Strictly speaking, it won’t be. With only a few jagged exceptions, the official boundaries of the Central Business District come to a screeching halt at the Norfolk Southern railroad tracks on the eastern edge of downtown.

In many respects those tracks, which follow a gentle curve through the city en route to Bryan Park and on to southern Virginia, have been a border wall of sorts in Greensboro. Between east and west. And more significantly, white and black.

In recent years, that dividing line has begun to blur with the neotraditional Southside development finding success on the proverbial “other side of the tracks.” Then there are the two phases of City View Apartments. And two abandoned buildings on East Washington Street reimagined by local developer Any Zimmerman as Studio 503, a workspace for artists, photographers and musicians.

More recently, one of the most impressive legs of the Downtown Greenway is under construction along Murrow Boulevard.

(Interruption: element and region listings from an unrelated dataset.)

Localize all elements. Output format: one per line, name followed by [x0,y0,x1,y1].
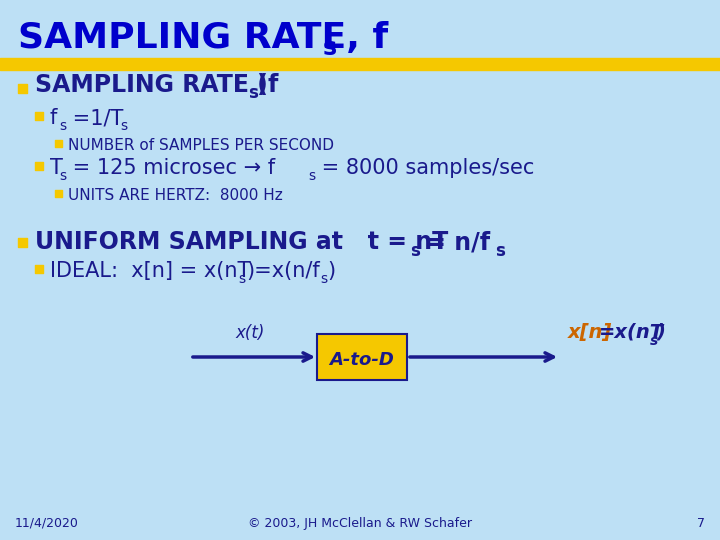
Text: s: s [495,242,505,260]
Text: A-to-D: A-to-D [330,351,395,369]
Text: = 8000 samples/sec: = 8000 samples/sec [315,158,534,178]
Text: 11/4/2020: 11/4/2020 [15,517,79,530]
Text: s: s [59,169,66,183]
Text: s: s [238,272,245,286]
Text: s: s [410,242,420,260]
Text: =x(nT: =x(nT [599,323,664,342]
Text: x[n]: x[n] [568,323,612,342]
Text: s: s [320,272,327,286]
Text: s: s [650,334,658,348]
Text: UNIFORM SAMPLING at   t = nT: UNIFORM SAMPLING at t = nT [35,230,449,254]
Text: s: s [120,119,127,133]
Text: s: s [248,84,258,102]
Text: s: s [323,36,337,60]
Text: x(t): x(t) [235,324,264,342]
Text: = n/f: = n/f [418,230,490,254]
Text: s: s [59,119,66,133]
Text: )=x(n/f: )=x(n/f [246,261,320,281]
Text: ): ) [327,261,335,281]
Text: f: f [50,108,58,128]
Text: © 2003, JH McClellan & RW Schafer: © 2003, JH McClellan & RW Schafer [248,517,472,530]
Text: = 125 microsec → f: = 125 microsec → f [66,158,275,178]
Text: IDEAL:  x[n] = x(nT: IDEAL: x[n] = x(nT [50,261,251,281]
Text: UNITS ARE HERTZ:  8000 Hz: UNITS ARE HERTZ: 8000 Hz [68,188,283,203]
Text: 7: 7 [697,517,705,530]
Text: s: s [308,169,315,183]
Text: SAMPLING RATE, f: SAMPLING RATE, f [18,21,388,55]
Text: NUMBER of SAMPLES PER SECOND: NUMBER of SAMPLES PER SECOND [68,138,334,153]
Text: ): ) [657,323,666,342]
Text: T: T [50,158,63,178]
Text: =1/T: =1/T [66,108,123,128]
Text: SAMPLING RATE (f: SAMPLING RATE (f [35,73,279,97]
Text: ): ) [256,73,266,97]
FancyBboxPatch shape [317,334,407,380]
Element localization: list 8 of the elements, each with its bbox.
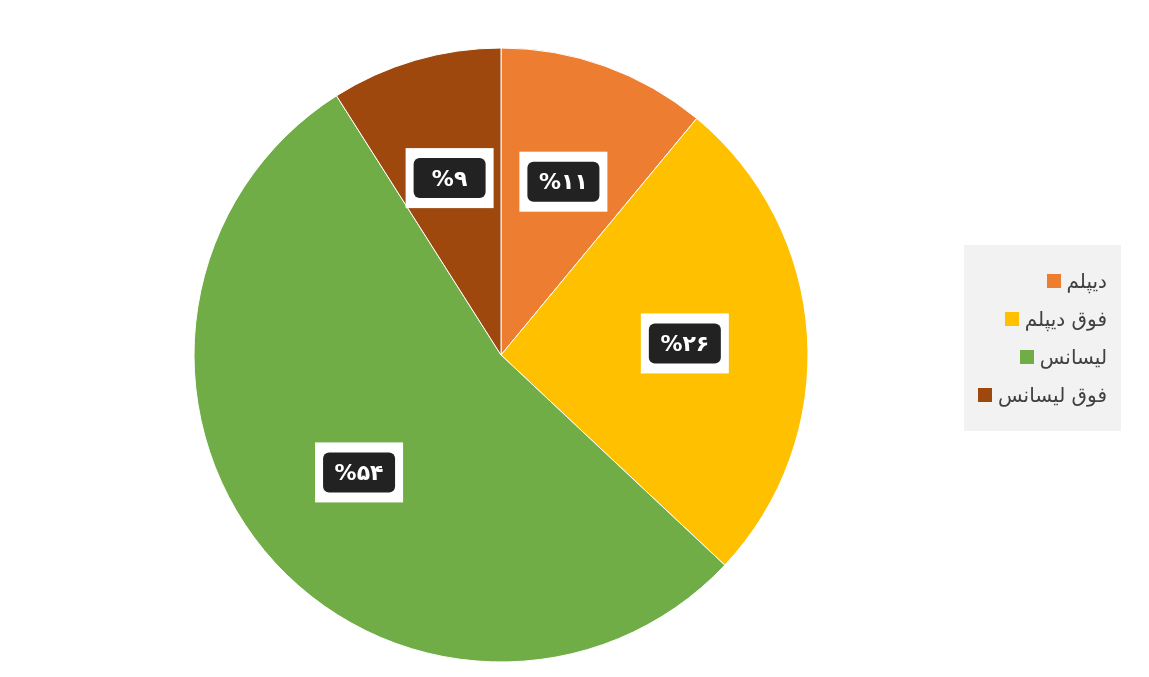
legend-label: لیسانس: [1039, 345, 1107, 369]
data-label: %۱۱: [538, 169, 588, 195]
data-label: %۹: [431, 165, 468, 191]
legend-label: فوق دیپلم: [1024, 307, 1107, 331]
legend-label: دیپلم: [1066, 269, 1107, 293]
legend-label: فوق لیسانس: [998, 383, 1107, 407]
data-label: %۵۴: [334, 459, 384, 485]
data-label: %۲۶: [660, 330, 710, 356]
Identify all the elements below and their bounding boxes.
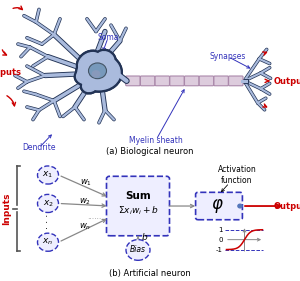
FancyBboxPatch shape [196, 192, 242, 220]
FancyBboxPatch shape [126, 76, 140, 86]
Ellipse shape [83, 78, 97, 92]
Ellipse shape [88, 63, 106, 79]
Text: Sum: Sum [125, 191, 151, 201]
Text: Outputs: Outputs [273, 201, 300, 210]
Ellipse shape [83, 78, 97, 92]
Text: -1: -1 [216, 247, 223, 253]
Text: Synapses: Synapses [210, 52, 246, 61]
Ellipse shape [101, 61, 121, 77]
Ellipse shape [101, 61, 121, 77]
Ellipse shape [76, 50, 103, 76]
Ellipse shape [79, 53, 101, 73]
Text: $\Sigma x_i w_i + b$: $\Sigma x_i w_i + b$ [118, 205, 158, 217]
Text: Activation
function: Activation function [218, 165, 256, 185]
Circle shape [238, 204, 242, 208]
Ellipse shape [76, 67, 98, 83]
Text: ......: ...... [87, 212, 102, 221]
Ellipse shape [76, 53, 122, 92]
Text: Inputs: Inputs [2, 192, 11, 225]
Ellipse shape [94, 49, 116, 70]
Circle shape [126, 240, 150, 260]
Text: $w_2$: $w_2$ [80, 196, 92, 207]
FancyBboxPatch shape [199, 76, 214, 86]
FancyBboxPatch shape [214, 76, 228, 86]
Text: Bias: Bias [130, 246, 146, 255]
Text: Outputs: Outputs [273, 77, 300, 86]
Ellipse shape [93, 75, 111, 88]
Ellipse shape [76, 67, 98, 83]
Text: Inputs: Inputs [0, 68, 22, 77]
Text: $w_n$: $w_n$ [80, 222, 92, 232]
Text: 1: 1 [218, 227, 223, 233]
FancyBboxPatch shape [184, 76, 199, 86]
Circle shape [38, 194, 58, 212]
FancyBboxPatch shape [106, 176, 170, 236]
Text: $x_1$: $x_1$ [43, 170, 53, 180]
FancyBboxPatch shape [229, 76, 243, 86]
Ellipse shape [80, 76, 100, 94]
Circle shape [38, 166, 58, 184]
Text: · · ·: · · · [43, 214, 53, 229]
Ellipse shape [74, 65, 100, 86]
FancyBboxPatch shape [140, 76, 155, 86]
Ellipse shape [76, 53, 122, 92]
Circle shape [38, 233, 58, 251]
Text: Dendrite: Dendrite [22, 143, 56, 152]
Ellipse shape [78, 55, 120, 90]
Ellipse shape [76, 50, 103, 76]
Ellipse shape [74, 65, 100, 86]
Ellipse shape [94, 49, 116, 70]
Text: 0: 0 [218, 237, 223, 243]
Ellipse shape [96, 52, 114, 68]
Text: (a) Biological neuron: (a) Biological neuron [106, 147, 194, 156]
Text: $w_1$: $w_1$ [80, 178, 92, 188]
Text: $\varphi$: $\varphi$ [211, 197, 224, 215]
Text: b: b [142, 234, 148, 243]
Ellipse shape [103, 64, 118, 75]
Ellipse shape [91, 73, 113, 90]
Ellipse shape [103, 64, 118, 75]
FancyBboxPatch shape [155, 76, 169, 86]
Text: $x_n$: $x_n$ [42, 237, 54, 248]
Ellipse shape [91, 73, 113, 90]
FancyBboxPatch shape [170, 76, 184, 86]
Ellipse shape [92, 71, 100, 77]
Text: $x_2$: $x_2$ [43, 198, 53, 209]
Text: (b) Artificial neuron: (b) Artificial neuron [109, 269, 191, 278]
Ellipse shape [93, 75, 111, 88]
Ellipse shape [96, 52, 114, 68]
Ellipse shape [80, 76, 100, 94]
Text: Soma: Soma [97, 33, 119, 42]
Text: Myelin sheath: Myelin sheath [129, 135, 183, 144]
Ellipse shape [79, 53, 101, 73]
Ellipse shape [78, 55, 120, 90]
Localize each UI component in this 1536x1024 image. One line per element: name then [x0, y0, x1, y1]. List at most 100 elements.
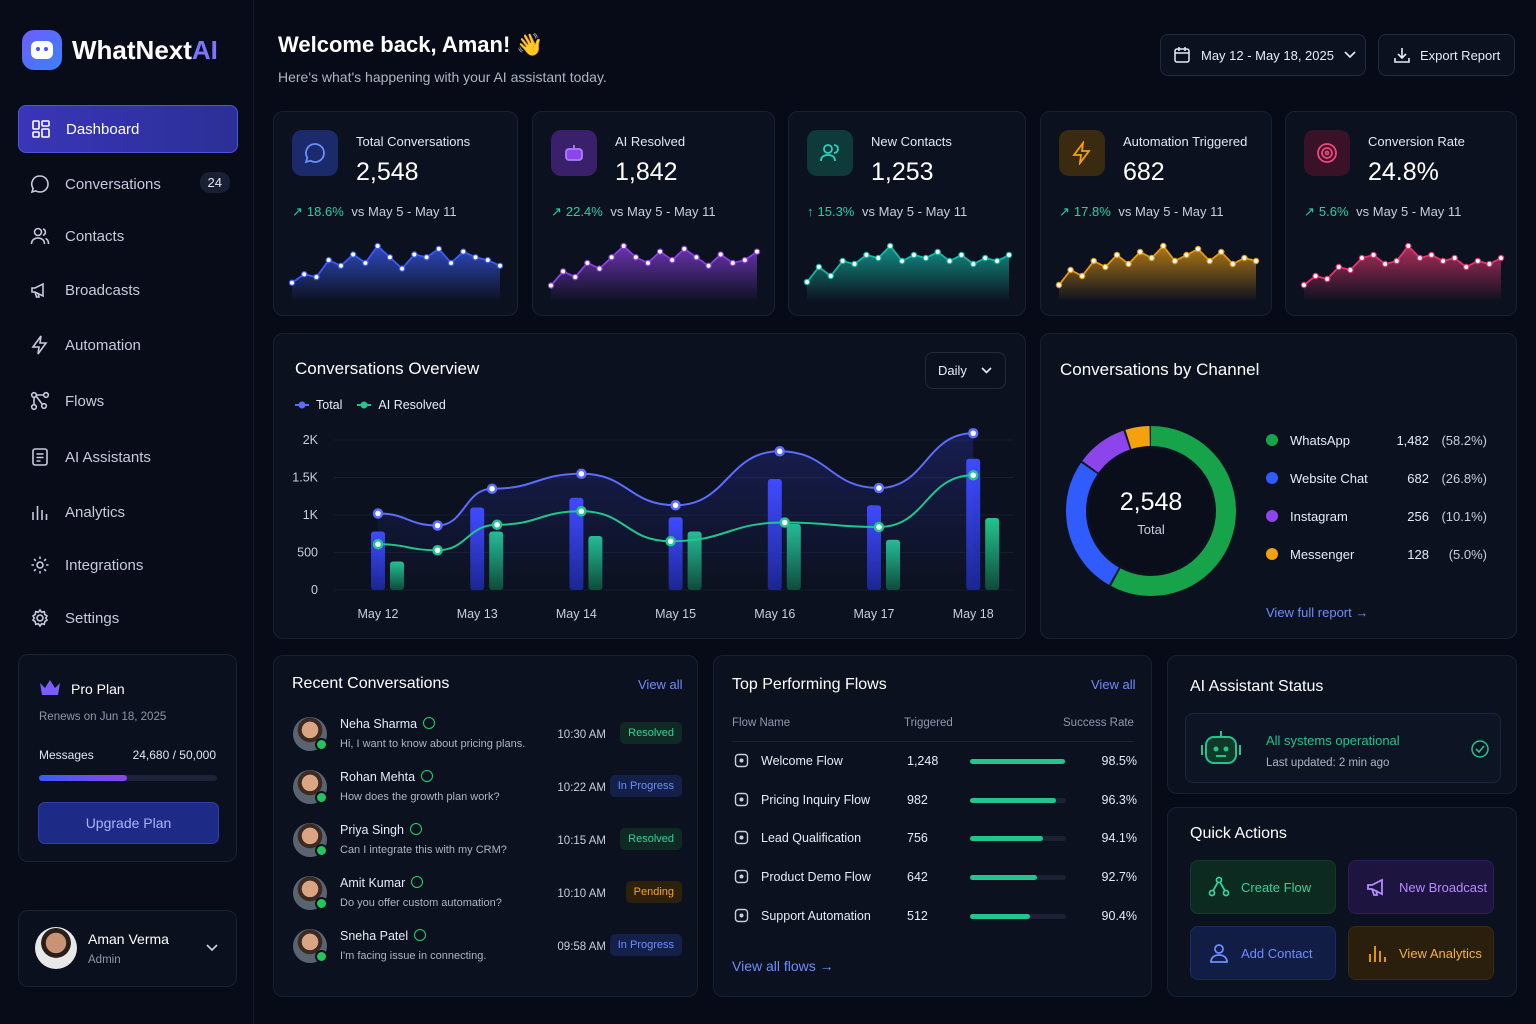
sparkline-point [839, 257, 846, 265]
y-tick-label: 1K [303, 508, 319, 522]
nav-label: Settings [65, 609, 120, 627]
page-title: Welcome back, Aman! 👋 [278, 32, 544, 57]
sparkline-point [1183, 251, 1190, 259]
kpi-sparkline [803, 242, 1013, 300]
conversation-row[interactable]: Sneha Patel I'm facing issue in connecti… [274, 927, 699, 975]
view-analytics-button[interactable]: View Analytics [1348, 926, 1494, 980]
flow-row[interactable]: Pricing Inquiry Flow 982 96.3% [714, 790, 1153, 812]
create-flow-label: Create Flow [1241, 879, 1312, 895]
sparkline-area [807, 246, 1009, 300]
flow-row[interactable]: Welcome Flow 1,248 98.5% [714, 751, 1153, 773]
flows-view-all-link[interactable]: View all [1091, 677, 1136, 692]
sparkline-point [863, 251, 870, 259]
sparkline-point [411, 251, 418, 258]
point-ai-resolved [967, 470, 979, 481]
date-range-text: May 12 - May 18, 2025 [1201, 47, 1334, 63]
top-flows-card: Top Performing Flows View all Flow Name … [713, 655, 1152, 997]
message-preview: Hi, I want to know about pricing plans. [340, 738, 526, 750]
chevron-down-icon[interactable] [205, 943, 219, 953]
kpi-value: 2,548 [356, 158, 419, 186]
view-full-report-link[interactable]: View full report → [1266, 605, 1369, 620]
add-contact-button[interactable]: Add Contact [1190, 926, 1336, 980]
nav-label: Dashboard [66, 120, 140, 138]
nav-item-ai-assistants[interactable]: AI Assistants [18, 433, 238, 481]
sparkline-point [1405, 242, 1412, 250]
nav-item-conversations[interactable]: Conversations 24 [18, 160, 238, 208]
x-tick-label: May 16 [754, 607, 795, 621]
flow-row[interactable]: Lead Qualification 756 94.1% [714, 828, 1153, 850]
legend-row-website-chat: Website Chat 682 (26.8%) [1266, 470, 1491, 488]
trend-up-icon: ↗ [1059, 204, 1070, 219]
success-rate-bar-fill [970, 913, 1030, 919]
sparkline-point [620, 242, 627, 250]
donut-hole [1089, 449, 1213, 573]
conversation-row[interactable]: Amit Kumar Do you offer custom automatio… [274, 874, 699, 922]
nav-label: Automation [65, 336, 141, 354]
conversations-overview-card: Conversations Overview Daily Total AI Re… [273, 333, 1026, 639]
sparkline-point [875, 254, 882, 262]
recent-view-all-link[interactable]: View all [638, 677, 683, 692]
conversation-row[interactable]: Neha Sharma Hi, I want to know about pri… [274, 715, 699, 763]
contact-name: Neha Sharma [340, 717, 436, 731]
nav-item-contacts[interactable]: Contacts [18, 212, 238, 260]
quick-actions-title: Quick Actions [1190, 825, 1287, 842]
sparkline-point [1171, 257, 1179, 265]
sparkline-point [1381, 260, 1389, 268]
flow-row[interactable]: Support Automation 512 90.4% [714, 906, 1153, 928]
sparkline-point [1055, 281, 1063, 289]
conversation-row[interactable]: Rohan Mehta How does the growth plan wor… [274, 768, 699, 816]
new-broadcast-label: New Broadcast [1399, 879, 1488, 895]
new-broadcast-button[interactable]: New Broadcast [1348, 860, 1494, 914]
conversation-row[interactable]: Priya Singh Can I integrate this with my… [274, 821, 699, 869]
lightning-icon [1059, 130, 1105, 176]
sparkline-point [1370, 251, 1377, 259]
flow-row[interactable]: Product Demo Flow 642 92.7% [714, 867, 1153, 889]
sparkline-point [922, 254, 930, 262]
settings-icon [31, 608, 49, 628]
sparkline-point [753, 248, 761, 255]
kpi-card-automation-triggered: Automation Triggered 682 ↗ 17.8% vs May 5… [1040, 111, 1272, 316]
nav-item-settings[interactable]: Settings [18, 594, 238, 642]
trend-up-icon: ↗ [551, 204, 562, 219]
kpi-card-conversion-rate: Conversion Rate 24.8% ↗ 5.6% vs May 5 - M… [1285, 111, 1517, 316]
robot-icon [551, 130, 597, 176]
megaphone-icon [1367, 878, 1383, 896]
channel-value: 128 [1407, 547, 1429, 562]
quick-actions-card: Quick Actions Create Flow New Broadcast … [1167, 807, 1517, 997]
nav-item-broadcasts[interactable]: Broadcasts [18, 266, 238, 314]
col-success-rate: Success Rate [1063, 717, 1134, 729]
view-analytics-label: View Analytics [1399, 945, 1482, 961]
sparkline-point [1241, 254, 1248, 262]
status-badge: Resolved [620, 722, 682, 744]
nav-item-dashboard[interactable]: Dashboard [18, 105, 238, 153]
sparkline-point [547, 282, 555, 289]
recent-title: Recent Conversations [292, 675, 450, 692]
app-logo[interactable]: WhatNextAI [22, 30, 218, 70]
view-all-flows-link[interactable]: View all flows → [732, 958, 834, 974]
nav-item-flows[interactable]: Flows [18, 377, 238, 425]
user-name: Aman Verma [88, 931, 169, 947]
nav-item-integrations[interactable]: Integrations [18, 541, 238, 589]
sparkline-point [1393, 257, 1400, 265]
success-rate-bar [970, 836, 1066, 842]
status-badge: In Progress [609, 934, 682, 956]
user-icon [1210, 944, 1228, 963]
sparkline-point [288, 279, 296, 286]
sparkline-point [815, 263, 823, 271]
flow-success-rate: 92.7% [1101, 870, 1137, 885]
user-profile[interactable]: Aman Verma Admin [18, 910, 237, 987]
kpi-value: 24.8% [1368, 158, 1439, 186]
date-range-picker[interactable]: May 12 - May 18, 2025 [1160, 34, 1366, 76]
sparkline-point [1206, 257, 1213, 265]
create-flow-button[interactable]: Create Flow [1190, 860, 1336, 914]
nav-item-automation[interactable]: Automation [18, 321, 238, 369]
kpi-label: Total Conversations [356, 134, 471, 149]
kpi-label: AI Resolved [615, 134, 686, 149]
upgrade-plan-button[interactable]: Upgrade Plan [38, 802, 219, 844]
kpi-card-new-contacts: New Contacts 1,253 ↑ 15.3% vs May 5 - May… [788, 111, 1026, 316]
sparkline-point [472, 254, 479, 261]
export-report-button[interactable]: Export Report [1378, 34, 1515, 76]
nav-item-analytics[interactable]: Analytics [18, 488, 238, 536]
flow-name: Product Demo Flow [761, 870, 871, 885]
period-select[interactable]: Daily [925, 352, 1006, 389]
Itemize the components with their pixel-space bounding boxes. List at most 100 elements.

But even most of that stretch of the Downtown Greenway isn’t technically downtown. It generally runs along the outer edge of the border.

The center city’s boundary seems almost gerrymandered in the east, jutting out to include Southside but then dipping sharply back to the west as it crosses East Washington Street. Then it juts out again to the east to include the U.S. Post Office, Thomas Tire & Automotive and a State Employees Credit Union branch.

As those current lines stand, Downtown East, which could be transformational for East Market Street and nearby N.C. A&T, if and when it materializes, may as well be in Burlington.

Why does any of this matter?

It would include that part of the city in efforts to market and promote downtown development. It could extend downtown events to the east. It could support one of the Downtown Greenway’s core missions: connecting neighborhoods in Greensboro (if that happens, the idea of a downtown trolley sounds a lot more practical).

What better time to grow downtown than as the greenway nears completion?

Foremost, it makes a statement. A downtown footprint that crosses the railroad tracks would obliterate a physical and psychological barrier.

There are some potential downsides to downtown expansion in the east: the threat of gentrification and some stricter rules for design and parking. But the pluses far outweigh those manageable consequences.

Others have pondered the same problem and come up with more, uh, exotic solutions. One planner suggested a building that straddles the railroad tracks. Another suggested replacing the berm that supports the railroad tracks with an elaborate, see-through trestle. Either is as a likely to happen as an appearance by the Great Pumpkin at Hamburger Square.

A more practical idea is simply to change the lines (state lawmakers do it all the time — not that we’re suggesting involving those guys).

We’ve said it before but perhaps we should say it more loudly: Tear down that wall, Greensboro.